Sedangkan usaha asuransi jiwa syariah adalah usaha pengelolaan risiko berdasarkan prinsip syariah guna saling menolong dan melindungi dengan memberikan pembayaran yang didasarkan pada meninggal atau hidupnya peserta, atau pembayaran lain kepada peserta atau pihak lain yang berhak pada waktu tertentu yang diatur dalam perjanjian, yang besarnya telah ditetapkan dan/atau didasrkan pada hasil pengelolaan dana.
Jenis-jenis asuransi jiwa secara umum ada dua, yaitu:
a.       Asuransi Jiwa Individu
Dalam asuransi jiwa secara individu, maka tertanggungnya adalah seseorang atau individu tertentu yang dengan sengaja mengikat diri pada perusahaan asuransi dengan membayar sejumlah premi yang dapat dijadikan tanggungan terhadap dirinya apabila terjadi hal-hal sebagaimana yang diperjanjikan.
Produk-produk ansuransi jiwa diantaranya sebagai berikut:
1)      Asuransi Kematian dan Kecelakaan Diri
Asuransi kematian adalah asuransi yang berhubungan dengan meninggalnya seseorang dan menyebabkan kewajiban yang meninggal tersebut atas keluarganya menjadi terputus. Pihak asuransi akan memberikan sejumlah uang (tanggungan) kepada ahli waris yang ditinggalkan oleh pihak tertanggung.
Sedangkan asuransi kecelakaana adalah jenis asuransi yang diberikan untuk mananggung jiwa seseorang jika nanti mengalami kecelakaan yang mengakibatkan kematian, cacat, atau sekedar biaya pengobatan.

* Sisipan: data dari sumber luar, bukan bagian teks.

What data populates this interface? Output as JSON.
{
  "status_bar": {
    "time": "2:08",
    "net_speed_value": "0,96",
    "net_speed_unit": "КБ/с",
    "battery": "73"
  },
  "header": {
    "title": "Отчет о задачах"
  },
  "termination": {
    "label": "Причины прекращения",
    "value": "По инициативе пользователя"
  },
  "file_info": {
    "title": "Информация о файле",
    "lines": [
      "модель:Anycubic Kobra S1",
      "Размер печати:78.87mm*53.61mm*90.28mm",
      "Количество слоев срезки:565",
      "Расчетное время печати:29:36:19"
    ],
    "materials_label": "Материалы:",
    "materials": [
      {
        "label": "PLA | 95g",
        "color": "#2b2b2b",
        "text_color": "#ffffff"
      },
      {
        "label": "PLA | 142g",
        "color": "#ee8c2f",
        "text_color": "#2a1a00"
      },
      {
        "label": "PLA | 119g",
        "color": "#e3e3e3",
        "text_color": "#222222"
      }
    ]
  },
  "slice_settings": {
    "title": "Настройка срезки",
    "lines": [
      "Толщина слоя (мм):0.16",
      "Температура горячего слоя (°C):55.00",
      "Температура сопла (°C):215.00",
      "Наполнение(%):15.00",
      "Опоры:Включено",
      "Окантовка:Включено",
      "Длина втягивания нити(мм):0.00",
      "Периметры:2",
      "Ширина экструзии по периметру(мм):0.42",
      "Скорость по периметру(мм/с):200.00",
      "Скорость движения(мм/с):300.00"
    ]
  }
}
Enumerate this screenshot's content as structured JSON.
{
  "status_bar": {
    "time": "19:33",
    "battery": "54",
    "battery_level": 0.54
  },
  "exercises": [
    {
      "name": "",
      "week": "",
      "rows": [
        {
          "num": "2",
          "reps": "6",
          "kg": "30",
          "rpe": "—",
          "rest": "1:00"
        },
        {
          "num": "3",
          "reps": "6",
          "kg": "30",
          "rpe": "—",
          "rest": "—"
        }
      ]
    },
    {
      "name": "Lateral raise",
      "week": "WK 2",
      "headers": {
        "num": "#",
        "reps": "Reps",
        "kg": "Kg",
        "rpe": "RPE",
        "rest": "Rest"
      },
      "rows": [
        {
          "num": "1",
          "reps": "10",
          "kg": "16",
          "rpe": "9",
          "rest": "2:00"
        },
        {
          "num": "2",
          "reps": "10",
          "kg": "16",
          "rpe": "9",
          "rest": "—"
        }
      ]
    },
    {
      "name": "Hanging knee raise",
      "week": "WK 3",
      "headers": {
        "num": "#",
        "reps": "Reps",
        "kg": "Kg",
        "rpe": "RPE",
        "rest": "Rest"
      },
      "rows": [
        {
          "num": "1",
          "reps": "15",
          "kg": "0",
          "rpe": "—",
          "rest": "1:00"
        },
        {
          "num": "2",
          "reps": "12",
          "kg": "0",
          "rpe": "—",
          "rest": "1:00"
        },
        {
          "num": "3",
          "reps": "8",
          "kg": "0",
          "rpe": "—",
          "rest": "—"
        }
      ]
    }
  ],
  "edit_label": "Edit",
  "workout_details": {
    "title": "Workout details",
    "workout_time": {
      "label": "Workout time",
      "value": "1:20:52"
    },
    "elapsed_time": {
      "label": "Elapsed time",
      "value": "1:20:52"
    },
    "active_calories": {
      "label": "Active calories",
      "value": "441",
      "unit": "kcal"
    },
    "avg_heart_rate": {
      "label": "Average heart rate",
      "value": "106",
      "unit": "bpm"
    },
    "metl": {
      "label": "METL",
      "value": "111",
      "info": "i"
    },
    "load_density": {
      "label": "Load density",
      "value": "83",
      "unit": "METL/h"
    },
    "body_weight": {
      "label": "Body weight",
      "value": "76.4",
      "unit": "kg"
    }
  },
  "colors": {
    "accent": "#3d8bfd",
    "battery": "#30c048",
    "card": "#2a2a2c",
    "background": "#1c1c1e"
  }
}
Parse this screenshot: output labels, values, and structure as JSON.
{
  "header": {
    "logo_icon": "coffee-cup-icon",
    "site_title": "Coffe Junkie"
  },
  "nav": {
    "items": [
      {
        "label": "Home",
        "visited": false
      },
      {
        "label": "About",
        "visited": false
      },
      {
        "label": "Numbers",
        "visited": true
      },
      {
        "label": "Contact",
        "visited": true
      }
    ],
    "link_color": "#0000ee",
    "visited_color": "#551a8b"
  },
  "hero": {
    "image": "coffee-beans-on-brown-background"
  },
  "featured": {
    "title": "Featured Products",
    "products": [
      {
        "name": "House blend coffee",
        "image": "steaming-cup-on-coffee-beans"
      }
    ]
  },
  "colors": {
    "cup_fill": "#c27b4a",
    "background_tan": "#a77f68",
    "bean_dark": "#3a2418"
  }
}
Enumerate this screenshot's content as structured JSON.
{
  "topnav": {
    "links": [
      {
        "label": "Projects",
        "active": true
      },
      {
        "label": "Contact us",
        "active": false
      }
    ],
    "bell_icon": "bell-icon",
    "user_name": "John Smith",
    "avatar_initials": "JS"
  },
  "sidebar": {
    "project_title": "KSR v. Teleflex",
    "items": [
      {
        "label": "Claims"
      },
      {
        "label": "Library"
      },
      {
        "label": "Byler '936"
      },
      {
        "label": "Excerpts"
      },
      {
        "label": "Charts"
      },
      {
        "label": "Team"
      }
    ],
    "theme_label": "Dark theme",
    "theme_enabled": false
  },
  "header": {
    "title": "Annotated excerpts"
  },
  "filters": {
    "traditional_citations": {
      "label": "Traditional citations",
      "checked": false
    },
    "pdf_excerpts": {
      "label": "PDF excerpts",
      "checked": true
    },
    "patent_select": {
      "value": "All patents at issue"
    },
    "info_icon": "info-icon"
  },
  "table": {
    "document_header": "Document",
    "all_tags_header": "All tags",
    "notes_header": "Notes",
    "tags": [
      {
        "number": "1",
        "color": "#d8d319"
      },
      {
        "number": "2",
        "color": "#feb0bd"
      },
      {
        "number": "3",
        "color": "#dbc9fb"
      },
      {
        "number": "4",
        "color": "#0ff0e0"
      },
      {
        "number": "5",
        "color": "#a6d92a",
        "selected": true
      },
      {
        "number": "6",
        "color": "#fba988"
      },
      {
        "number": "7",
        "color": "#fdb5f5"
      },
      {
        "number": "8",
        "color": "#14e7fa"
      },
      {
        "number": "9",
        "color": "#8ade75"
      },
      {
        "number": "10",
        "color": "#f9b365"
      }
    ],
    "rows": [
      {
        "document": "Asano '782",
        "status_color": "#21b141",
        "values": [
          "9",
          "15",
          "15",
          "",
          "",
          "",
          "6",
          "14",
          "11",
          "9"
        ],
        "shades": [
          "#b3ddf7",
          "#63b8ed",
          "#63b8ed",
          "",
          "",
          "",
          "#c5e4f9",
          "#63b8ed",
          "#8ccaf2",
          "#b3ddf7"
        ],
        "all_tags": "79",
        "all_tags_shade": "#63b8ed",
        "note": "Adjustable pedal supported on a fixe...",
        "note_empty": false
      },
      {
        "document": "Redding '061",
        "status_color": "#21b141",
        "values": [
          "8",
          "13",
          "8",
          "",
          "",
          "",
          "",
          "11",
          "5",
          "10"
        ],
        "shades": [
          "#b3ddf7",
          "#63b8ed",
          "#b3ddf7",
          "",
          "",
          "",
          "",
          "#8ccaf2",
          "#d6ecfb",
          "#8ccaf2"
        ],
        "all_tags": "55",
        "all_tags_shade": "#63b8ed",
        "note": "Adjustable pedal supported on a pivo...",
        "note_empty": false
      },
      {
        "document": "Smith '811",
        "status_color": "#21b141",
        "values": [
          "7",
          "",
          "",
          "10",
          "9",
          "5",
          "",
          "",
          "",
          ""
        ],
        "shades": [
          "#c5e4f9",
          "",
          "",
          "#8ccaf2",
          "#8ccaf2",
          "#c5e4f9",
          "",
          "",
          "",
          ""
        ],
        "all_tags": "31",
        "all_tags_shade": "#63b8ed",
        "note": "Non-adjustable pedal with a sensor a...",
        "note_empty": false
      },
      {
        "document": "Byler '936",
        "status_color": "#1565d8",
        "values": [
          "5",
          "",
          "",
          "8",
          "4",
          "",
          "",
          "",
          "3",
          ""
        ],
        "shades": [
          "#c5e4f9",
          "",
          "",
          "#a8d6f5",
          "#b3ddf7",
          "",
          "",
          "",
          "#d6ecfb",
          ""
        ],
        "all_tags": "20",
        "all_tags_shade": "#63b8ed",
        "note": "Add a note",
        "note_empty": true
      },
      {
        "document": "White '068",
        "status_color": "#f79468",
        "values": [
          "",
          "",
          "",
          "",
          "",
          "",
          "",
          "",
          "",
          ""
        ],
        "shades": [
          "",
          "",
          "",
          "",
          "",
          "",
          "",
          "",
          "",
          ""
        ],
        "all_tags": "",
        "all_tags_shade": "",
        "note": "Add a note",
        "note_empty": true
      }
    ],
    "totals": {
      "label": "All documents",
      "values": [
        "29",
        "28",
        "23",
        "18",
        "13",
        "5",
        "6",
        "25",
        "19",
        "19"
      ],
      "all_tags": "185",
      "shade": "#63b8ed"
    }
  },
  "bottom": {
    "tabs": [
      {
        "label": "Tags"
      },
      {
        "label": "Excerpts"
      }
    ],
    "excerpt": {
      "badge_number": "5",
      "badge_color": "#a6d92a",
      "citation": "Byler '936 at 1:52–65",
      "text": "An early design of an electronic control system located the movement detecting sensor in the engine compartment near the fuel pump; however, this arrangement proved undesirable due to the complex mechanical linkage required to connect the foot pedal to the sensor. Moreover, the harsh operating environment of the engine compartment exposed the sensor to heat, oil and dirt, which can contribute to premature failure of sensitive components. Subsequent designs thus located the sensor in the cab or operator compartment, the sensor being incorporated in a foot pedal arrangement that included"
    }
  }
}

2)      Asuransi Pendidikan
Asuransi ini sering diperuntukan untuk anak dengan tujuan membiayai pendidikannya sampai lilus dijenjang perguruan tinggi. (Iska, Nengsih, 2016: 46-47)
Asuransi pendidikan atau takafuldana siswa memiliki dua kemungkinan, yakni masih hidup sampai masa kontrak berakhir dan meninggal dunia selama masa kontrak berlangsung. Bila peserta masih hidup sampai masa kontrak berakhir, maka pembayaran klaim ang berasal dari rekening tabungan peserta dan porsi bagi hasil akan diterima oleh peserta yang bersangkutan untuk kemudian digunakan bagi biaya pendidikan anak-anaknya. Tetapi, bila peserta meninggal dunia  pada saat kontrak masih berlangsung, maka pembayaran klaim berupa rekening buku tabungan peserta, porsi bagi hasi, dan dana kebajikan yang diambil dari tabungan Tabrru’ akan diterima oleh ahli warisnya untuk biaya pendidikan setelah ditinggal mati oleh orang tuanya. (Djazuli, Janwari, 2002: 140)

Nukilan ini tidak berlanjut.